RICS Policy Manager Tamara Hooper urges decision makers at every level to recognise the potential of our rural areas to boost economic recovery in this latest Landbridge blog.
The potential
of Rural England, economically and environmentally, is a long rumbling debate.
In August 2015 the current government released a plan for rural productivity,
having earlier announced DEFRA would develop two 25 year strategies on food and
farming and on biodiversity, whilst the Conservative manifesto promised a
renewal of the Natural Capital Committee in the Cabinet Office. Discussion
however is not leading to action.
RICS recognised
the pressure that land is under from competing use priorities, environmental
pressures and a lack of appropriate evaluation of its full potential, releasing
a rural policy paper at the beginning of 2016, containing 37 recommendations
across a broad range of themes and priorities. These included soil management,
flooding, productivity, property in the rural economy, the land based
industries, energy production and use – and finally the emergence of natural
capital markets.
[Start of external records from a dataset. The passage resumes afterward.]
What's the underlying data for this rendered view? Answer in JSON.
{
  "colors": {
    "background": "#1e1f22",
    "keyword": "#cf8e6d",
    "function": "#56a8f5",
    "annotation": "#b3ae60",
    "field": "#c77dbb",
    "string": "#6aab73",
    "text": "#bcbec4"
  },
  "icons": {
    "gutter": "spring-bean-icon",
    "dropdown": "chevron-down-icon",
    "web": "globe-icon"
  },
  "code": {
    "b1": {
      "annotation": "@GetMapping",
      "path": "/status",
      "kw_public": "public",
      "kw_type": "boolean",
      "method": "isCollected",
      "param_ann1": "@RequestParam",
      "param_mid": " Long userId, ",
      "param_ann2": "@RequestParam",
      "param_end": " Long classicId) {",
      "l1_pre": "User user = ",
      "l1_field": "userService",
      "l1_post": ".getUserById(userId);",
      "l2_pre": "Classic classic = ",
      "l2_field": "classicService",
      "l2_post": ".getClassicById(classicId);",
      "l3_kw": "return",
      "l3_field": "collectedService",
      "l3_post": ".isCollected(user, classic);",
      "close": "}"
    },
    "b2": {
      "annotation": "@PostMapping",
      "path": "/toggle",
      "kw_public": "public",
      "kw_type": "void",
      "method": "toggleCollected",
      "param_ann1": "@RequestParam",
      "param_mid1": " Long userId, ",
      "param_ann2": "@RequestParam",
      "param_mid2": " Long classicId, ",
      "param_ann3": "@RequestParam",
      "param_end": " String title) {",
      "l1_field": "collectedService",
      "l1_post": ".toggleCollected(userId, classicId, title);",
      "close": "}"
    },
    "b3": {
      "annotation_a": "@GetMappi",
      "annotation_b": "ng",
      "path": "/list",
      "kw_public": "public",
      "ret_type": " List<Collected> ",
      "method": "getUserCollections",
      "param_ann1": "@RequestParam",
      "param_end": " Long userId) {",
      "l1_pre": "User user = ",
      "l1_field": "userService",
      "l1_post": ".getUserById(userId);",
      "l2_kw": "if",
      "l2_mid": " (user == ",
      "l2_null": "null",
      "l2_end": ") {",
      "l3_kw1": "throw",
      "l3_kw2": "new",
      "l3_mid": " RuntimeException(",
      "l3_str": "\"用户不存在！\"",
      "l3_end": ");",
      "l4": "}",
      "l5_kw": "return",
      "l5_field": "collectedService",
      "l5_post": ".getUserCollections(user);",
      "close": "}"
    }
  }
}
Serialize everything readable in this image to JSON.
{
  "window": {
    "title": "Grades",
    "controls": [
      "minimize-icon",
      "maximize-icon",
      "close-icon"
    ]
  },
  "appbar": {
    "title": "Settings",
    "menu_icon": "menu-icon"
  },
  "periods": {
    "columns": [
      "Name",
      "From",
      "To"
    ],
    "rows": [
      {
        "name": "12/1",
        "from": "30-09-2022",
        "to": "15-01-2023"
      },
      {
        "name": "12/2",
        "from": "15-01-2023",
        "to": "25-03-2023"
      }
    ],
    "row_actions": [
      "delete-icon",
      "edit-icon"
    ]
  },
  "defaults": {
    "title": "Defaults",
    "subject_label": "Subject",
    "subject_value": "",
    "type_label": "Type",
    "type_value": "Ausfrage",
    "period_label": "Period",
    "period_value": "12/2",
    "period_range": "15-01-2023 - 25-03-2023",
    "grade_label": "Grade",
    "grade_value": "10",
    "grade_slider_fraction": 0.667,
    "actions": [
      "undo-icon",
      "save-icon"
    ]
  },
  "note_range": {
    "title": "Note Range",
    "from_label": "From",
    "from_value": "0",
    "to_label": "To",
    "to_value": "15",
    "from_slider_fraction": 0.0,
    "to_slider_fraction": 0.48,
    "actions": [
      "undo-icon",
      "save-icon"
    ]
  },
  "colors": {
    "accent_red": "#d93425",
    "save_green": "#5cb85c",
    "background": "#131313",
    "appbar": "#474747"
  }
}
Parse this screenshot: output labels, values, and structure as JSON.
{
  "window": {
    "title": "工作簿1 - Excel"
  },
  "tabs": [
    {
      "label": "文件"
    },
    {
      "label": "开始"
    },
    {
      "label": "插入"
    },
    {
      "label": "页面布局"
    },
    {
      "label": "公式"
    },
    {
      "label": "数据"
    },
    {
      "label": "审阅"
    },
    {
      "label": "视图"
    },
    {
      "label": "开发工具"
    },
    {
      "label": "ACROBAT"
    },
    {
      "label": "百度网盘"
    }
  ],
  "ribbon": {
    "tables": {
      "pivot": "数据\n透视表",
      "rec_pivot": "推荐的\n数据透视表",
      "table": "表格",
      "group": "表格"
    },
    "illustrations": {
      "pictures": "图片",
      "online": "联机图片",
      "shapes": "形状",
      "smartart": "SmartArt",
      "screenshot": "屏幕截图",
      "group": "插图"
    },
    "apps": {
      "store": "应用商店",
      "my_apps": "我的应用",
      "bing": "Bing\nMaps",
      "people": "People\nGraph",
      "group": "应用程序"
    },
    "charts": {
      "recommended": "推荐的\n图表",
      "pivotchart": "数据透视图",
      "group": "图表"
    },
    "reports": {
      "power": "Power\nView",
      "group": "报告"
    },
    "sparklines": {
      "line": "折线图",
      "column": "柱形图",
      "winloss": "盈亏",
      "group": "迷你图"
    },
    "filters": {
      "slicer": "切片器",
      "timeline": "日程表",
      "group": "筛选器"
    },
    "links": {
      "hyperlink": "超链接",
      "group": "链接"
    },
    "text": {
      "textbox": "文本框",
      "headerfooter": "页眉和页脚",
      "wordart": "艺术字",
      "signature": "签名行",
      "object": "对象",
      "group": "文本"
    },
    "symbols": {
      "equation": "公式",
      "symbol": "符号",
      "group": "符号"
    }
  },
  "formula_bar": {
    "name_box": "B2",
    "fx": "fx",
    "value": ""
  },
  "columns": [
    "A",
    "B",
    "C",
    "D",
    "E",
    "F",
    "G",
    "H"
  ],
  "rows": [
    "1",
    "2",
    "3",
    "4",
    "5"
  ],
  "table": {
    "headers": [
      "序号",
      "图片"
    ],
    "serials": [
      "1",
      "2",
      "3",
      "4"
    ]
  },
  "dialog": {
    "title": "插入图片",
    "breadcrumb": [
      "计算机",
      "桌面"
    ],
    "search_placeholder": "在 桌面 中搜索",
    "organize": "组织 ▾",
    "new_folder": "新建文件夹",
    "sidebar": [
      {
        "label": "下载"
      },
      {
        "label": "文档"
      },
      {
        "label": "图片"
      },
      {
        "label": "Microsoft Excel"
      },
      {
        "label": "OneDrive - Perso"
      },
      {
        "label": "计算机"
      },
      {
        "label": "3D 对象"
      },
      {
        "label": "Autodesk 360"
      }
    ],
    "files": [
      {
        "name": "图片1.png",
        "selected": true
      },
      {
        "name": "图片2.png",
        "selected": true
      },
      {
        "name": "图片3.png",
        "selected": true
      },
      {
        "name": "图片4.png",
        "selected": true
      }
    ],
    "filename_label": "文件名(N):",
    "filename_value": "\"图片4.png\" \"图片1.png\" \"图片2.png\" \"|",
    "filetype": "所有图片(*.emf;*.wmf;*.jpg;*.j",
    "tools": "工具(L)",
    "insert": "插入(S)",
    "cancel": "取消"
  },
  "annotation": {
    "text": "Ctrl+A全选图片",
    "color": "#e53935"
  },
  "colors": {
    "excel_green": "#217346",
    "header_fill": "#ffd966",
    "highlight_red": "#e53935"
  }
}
The flooding across Northern Britain in late 2015, highlighted
the need to recognise the potential multi-functionality of our land. Proper
planning, precision farming and land capability assessments can help increase
the productivity of land within the UK and appease the competing narratives in
land use and farming.
The UK’s land
is finite but the demands on it are increasing. The existing land
classification system is outdated and not reflective of land's true potential,
beyond agriculture. A new Agricultural Land
Classification is required; retaining the well understood basis of the ALC, but
adapt it to a more European style index system, that recognises the new breadth
of land use rather than purely its productive ability. There is a need to know
not just what land can produce but what it is capable of. Typical uplands
grazing land is not high quality agricultural land but in addition to grazing
could be additionally capable of carbon storage, wind energy or improvements in
biodiversity amongst other uses, which land classification doesn’t capture.
Water retention
in the uplands is another good example. Often during times of flooding farm
land is not seen with the same priority as the built environment despite
flooding being one of the greatest factors affecting soil quality and retention,
potentially disturbing food security through the loss of the land.
There is also a
growing need to recognise land's potential in flood defence, which can lessen
the damage done to towns as well as protect and enhance good agricultural land.
Integrated Catchment Management (ICM) as an approach to flood management
through the entire catchment can help to mitigate flooding and allow land to
recover from flooding more quickly. ICM cannot prevent all flooding or avert
the damage done such as that done in December’s floods but it is more cost
effective than building re-enforcements and walls, and should be used as part
of a greater flood defence strategy that recognises the importance of
protecting agricultural land and the place ICM plays in this. ICM should be
incentivised by agri-environment schemes and taxation, practical work in the
uplands can complement sustainable hill farming such as tree planting and
measures to slow water has been shown to be successful in the prevention of
flooding downstream.
With devolution
of powers, the onus of funding and revenue raising is increasingly being
imposed on local authorities. Rural authorities are smaller and their
opportunities to increase growth limited, looking at land differently through
its capability will help drive growth, however; 22% of the English population
live in small and market towns. RICS urges government to extend the current
devolution agenda to market towns, as well as Local Enterprise Partnerships
thinking creatively about how market towns – and not just cities – can be
enabled through funding, powers and mechanisms
Before its
closure the Commission for Rural England reported that Rural England had the
economic potential of the eight core cities minus London, and that its
businesses had survived the recession better than urban based businesses. To
continue the thriving nature of rural towns and boost new business start-ups,
the Government must deliver on its broadband commitment, whether through
established rollout methods or less conventional but cost effective methods.
Local plans must also incorporate growth opportunities, including prioritising
town centre rejuvenation and creating landscape or catchment scale zones with
the right incentives to benefit land based industries in their enterprise
zones.
The UK rural economy already contributes some
£211bn, equivalent to 19% of GVA. It can do far more to bolster our economic
recovery and help the rebalancing of growth across the regions. This requires a
joined up approach, not just in Whitehall, but also at LEP level – and perhaps
most importantly – at landscape scale too.
To continue and increase this productivity, and ensure sustainability of
rural industries, the UK must start looking at rural in terms of what it is
actually capable of not just what it can produce.